В общем, я весь извёлся за три жарких месяца, но научился-таки делать карандашные наброски и достиг определённых успехов в графике. И к сентябрю, после того как залез в домашнюю библиотеку и нашёл там книгу по искусству двадцатого века в картинках, стал пробовать себя в жанрах вовсе не детских. Мне понравились слова кубизм и супрематизм, а ещё постмодернизм. Я толком не понял, что они значат, да и фамилии художников скорее казались смешными, но суть была усвоена: делай что-то странное, придумывай, о чём картина рассказывает, и окажешься на вершине.
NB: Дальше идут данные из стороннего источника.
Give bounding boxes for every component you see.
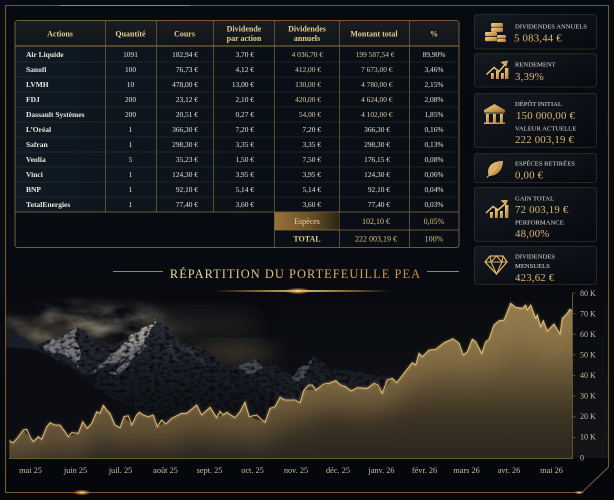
table rows: 200	[125, 110, 136, 119]
table rows: 2,08%	[424, 95, 444, 104]
table header: Montant total	[350, 30, 398, 38]
y axis labels	[580, 289, 596, 462]
cash row	[274, 212, 445, 230]
x axis labels: mars 26	[453, 466, 480, 475]
main peaks	[37, 327, 108, 378]
table rows: 0,03%	[424, 200, 444, 209]
table rows: L’Oréal	[26, 125, 51, 134]
table rows: 1091	[123, 50, 138, 59]
table rows: Sanofi	[26, 65, 46, 74]
table rows: 13,00 €	[232, 80, 254, 89]
table rows: Safran	[26, 140, 48, 149]
table rows: 4,12 €	[236, 65, 254, 74]
table rows: 298,30 €	[364, 140, 390, 149]
card: dividendes annuels: DIVIDENDES ANNUELS	[515, 24, 587, 30]
table rows: 4 624,00 €	[361, 95, 393, 104]
distant right peaks	[36, 318, 388, 419]
table rows: 100	[125, 65, 136, 74]
total row: 100%	[425, 234, 444, 244]
y axis labels: 50 K	[580, 350, 596, 360]
table rows: 3,95 €	[303, 170, 321, 179]
y axis labels: 20 K	[580, 412, 596, 421]
table header: Cours	[174, 30, 195, 38]
table rows: 182,94 €	[172, 50, 198, 59]
x axis labels	[19, 466, 563, 475]
table rows	[26, 50, 445, 209]
table rows: 5	[129, 155, 133, 164]
table rows: Vinci	[26, 170, 43, 179]
x axis labels: avr. 26	[498, 466, 520, 475]
cash row: Espèces	[294, 217, 320, 226]
table rows: 35,23 €	[176, 155, 198, 164]
table rows: 3,95 €	[236, 170, 254, 179]
table rows: 5,14 €	[303, 185, 321, 194]
x axis labels: juin 25	[63, 466, 87, 475]
table rows: 76,73 €	[176, 65, 198, 74]
card: rendement: 3,39%	[515, 71, 544, 83]
table rows: 176,15 €	[364, 155, 390, 164]
heading	[113, 267, 459, 294]
card: gain total et performance: 48,00%	[515, 228, 550, 240]
table rows: 92,10 €	[368, 185, 390, 194]
card: dépôt initial et valeur actuelle: VALEUR ACTUELLE	[515, 126, 576, 132]
x axis labels: nov. 25	[284, 466, 308, 475]
card: gain total et performance: 72 003,19 €	[515, 204, 569, 216]
y axis labels: 40 K	[580, 371, 596, 380]
table rows: BNP	[26, 185, 41, 194]
table rows: 1,50 €	[236, 155, 254, 164]
x axis labels: déc. 25	[326, 466, 350, 475]
y axis labels: 80 K	[580, 289, 596, 298]
table rows: 89,90%	[423, 50, 445, 59]
x axis labels: sept. 25	[197, 466, 222, 475]
table rows: 0,27 €	[236, 110, 254, 119]
icon: diamond	[485, 256, 507, 274]
card: dépôt initial et valeur actuelle	[474, 94, 596, 148]
cash row: 102,10 €	[362, 217, 390, 226]
table rows: 77,40 €	[176, 200, 198, 209]
table rows: 199 587,54 €	[356, 50, 395, 59]
table rows: 10	[127, 80, 134, 89]
table rows: 298,30 €	[172, 140, 198, 149]
y axis labels: 70 K	[580, 310, 596, 318]
table rows: TotalEnergies	[26, 200, 70, 209]
icon: bank	[484, 104, 505, 124]
table rows: 130,00 €	[295, 80, 321, 89]
x axis labels: mai 25	[19, 466, 42, 475]
mountain landscape backdrop	[6, 298, 608, 458]
table rows: 0,16%	[424, 125, 444, 134]
table header: par action	[227, 34, 262, 43]
card: rendement: RENDEMENT	[515, 62, 556, 68]
table rows: 1	[129, 140, 133, 149]
table rows: 366,30 €	[364, 125, 390, 134]
table rows: Veolia	[26, 155, 46, 164]
table rows: 20,51 €	[176, 110, 198, 119]
chart axes	[9, 289, 596, 475]
table header: Quantité	[115, 30, 146, 38]
table rows: 3,60 €	[303, 200, 321, 209]
table rows: 3,35 €	[236, 140, 254, 149]
table rows: 1	[129, 170, 133, 179]
table rows: Air Liquide	[26, 50, 64, 59]
table rows: 4 780,00 €	[361, 80, 393, 89]
table rows: 0,04%	[424, 185, 444, 194]
table rows: 2,15%	[424, 80, 444, 89]
table rows: 1	[129, 200, 133, 209]
x axis labels: mai 26	[540, 466, 563, 475]
table rows: 0,13%	[424, 140, 444, 149]
table header: %	[430, 30, 438, 38]
table rows: 4 102,00 €	[361, 110, 393, 119]
table rows: 478,00 €	[172, 80, 198, 89]
icon: leaf	[487, 161, 503, 178]
y axis labels: 0	[580, 454, 584, 462]
icon: growth chart	[486, 200, 508, 218]
icon: growth chart	[486, 60, 508, 79]
card: gain total et performance: PERFORMANCE	[515, 220, 564, 226]
table rows: 420,00 €	[295, 95, 321, 104]
card: rendement	[474, 54, 596, 87]
table rows: 1,85%	[424, 110, 444, 119]
table rows: 23,12 €	[176, 95, 198, 104]
x axis labels: août 25	[153, 466, 178, 475]
table header: Dividende	[227, 24, 262, 34]
y axis labels: 30 K	[580, 392, 596, 400]
table rows: 3,60 €	[236, 200, 254, 209]
table rows: 200	[125, 95, 136, 104]
card: dépôt initial et valeur actuelle: 222 003,19 €	[515, 134, 574, 146]
card: dividendes annuels	[474, 14, 596, 49]
card: dividendes mensuels: MENSUELS	[515, 263, 550, 270]
x axis labels: juil. 25	[108, 466, 132, 475]
table rows: LVMH	[26, 80, 49, 89]
table header: Dividendes	[288, 24, 326, 34]
table rows: 2,10 €	[236, 95, 254, 104]
table rows: 77,40 €	[368, 200, 390, 209]
card: dividendes mensuels: DIVIDENDES	[515, 254, 555, 260]
table rows: 7 673,00 €	[361, 65, 393, 74]
table rows: 5,14 €	[236, 185, 254, 194]
table rows: 7,20 €	[303, 125, 321, 134]
card: dividendes mensuels: 423,62 €	[515, 272, 555, 284]
table header: Actions	[47, 30, 73, 38]
card: espèces retirées: ESPÈCES RETIRÉES	[515, 160, 575, 168]
area chart	[8, 301, 574, 458]
table rows: FDJ	[26, 95, 40, 104]
card: espèces retirées	[474, 154, 596, 182]
table rows: 124,30 €	[172, 170, 198, 179]
table header: annuels	[294, 34, 320, 43]
table rows: 54,00 €	[299, 110, 321, 119]
heading: RÉPARTITION DU PORTEFEUILLE PEA	[170, 267, 421, 281]
foreground dark ridge	[6, 336, 138, 458]
table rows: 92,10 €	[176, 185, 198, 194]
table rows: 3,70 €	[236, 50, 254, 59]
table header	[16, 21, 458, 46]
table rows: 1	[129, 125, 133, 134]
table rows: 0,08%	[424, 155, 444, 164]
table rows: 1	[129, 185, 133, 194]
card: dépôt initial et valeur actuelle: 150 000,00 €	[516, 110, 575, 122]
card: gain total et performance: GAIN TOTAL	[515, 196, 554, 202]
table rows: 366,30 €	[172, 125, 198, 134]
total row: TOTAL	[293, 234, 321, 244]
icon: coins	[485, 23, 506, 42]
x axis labels: oct. 25	[241, 466, 264, 475]
card: espèces retirées: 0,00 €	[515, 170, 544, 182]
card: gain total et performance	[474, 188, 596, 242]
table rows: 4 036,70 €	[292, 50, 323, 59]
table rows: 0,06%	[424, 170, 444, 179]
card: dividendes mensuels	[474, 246, 596, 284]
y axis labels: 10 K	[580, 432, 596, 442]
table rows: 3,35 €	[303, 140, 321, 149]
cash row: 0,05%	[424, 217, 445, 226]
y axis labels: 60 K	[580, 330, 596, 339]
table rows: 412,00 €	[295, 65, 321, 74]
table rows: 124,30 €	[364, 170, 390, 179]
x axis labels: janv. 26	[367, 466, 395, 475]
card: dépôt initial et valeur actuelle: DÉPÔT INITIAL	[515, 100, 562, 108]
x axis labels: févr. 26	[412, 466, 437, 475]
table rows: Dassault Systèmes	[26, 110, 85, 119]
table rows: 7,20 €	[236, 125, 254, 134]
holdings table	[15, 20, 459, 248]
total row: 222 003,19 €	[355, 234, 397, 244]
card: dividendes annuels: 5 083,44 €	[514, 32, 562, 44]
total row	[293, 234, 444, 244]
table rows: 7,50 €	[303, 155, 321, 164]
table rows: 3,46%	[424, 65, 444, 74]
На первое в новом учебном году занятие по рисованию я принёс свои летние опыты: Агата Вилорьевна была шокирована, долго рассматривала их, а потом забрала и отнесла, как позже выяснилось, – завучу. Тот позвонил родителям и вызвал их на серьёзный разговор. Я тоже присутствовал.
Завуч – тогда он мне казался древним дедом – мужчина лет сорока, долго и очень монотонно втолковывал родителям, что у их ребёнка, то есть, у меня, внезапно обнаружился нехилый такой талант! Но талант этот – качества сомнительного и подозрительного, так как образы на тех работах, что лежали у него на столе, покрывая его как скатертью, заляпанной небрежными гостями, отдают слишком уж взрослыми темами. Мать вздыхала, отец пытался рассмотреть на рисунках непотребство. А я молчал. Завуч иногда посматривал на меня то с сожалением, то с проблеском понимания, но мне было совершенно неинтересно ему отвечать. Всё моё внимание привлекали большие часы на стене и отражающееся в них окно: казалось, что часики утопили в пруду, по берегу которого разрослись неведомые плакучие берёзы. Эта мысль страшно смешила, посему минут через пятнадцать беседы я уже не мог спокойно сидеть и то и дело опускал голову на грудь, пытаясь подавить смешки.
В конце концов, завуч постановил следующее: меня отдать в художественный кружок или школу, а на обычных уроках строго-настрого запретить рисовать вольности, чтобы не смущать одноклассников и Агату Вилорьевну. Правда, я выхватил только слова «запретить» и «смущать». И оба они страшно меня огорчили, а строгий взгляд матери и странная тоска отца, после того, как мы покинули кабинет с забавными часами, заставили принять решение бороться. «Ещё чего», – думал я по дороге домой, униженный этим непонятным взрослым разговором, – «вы все у меня ещё посмущаетесь. Для настоящего художника нет никаких запретов!» Эту фразу я, кажется, вычитал в какой-то книжке с верхней полки родительского стеллажа, а, может, сложил сам.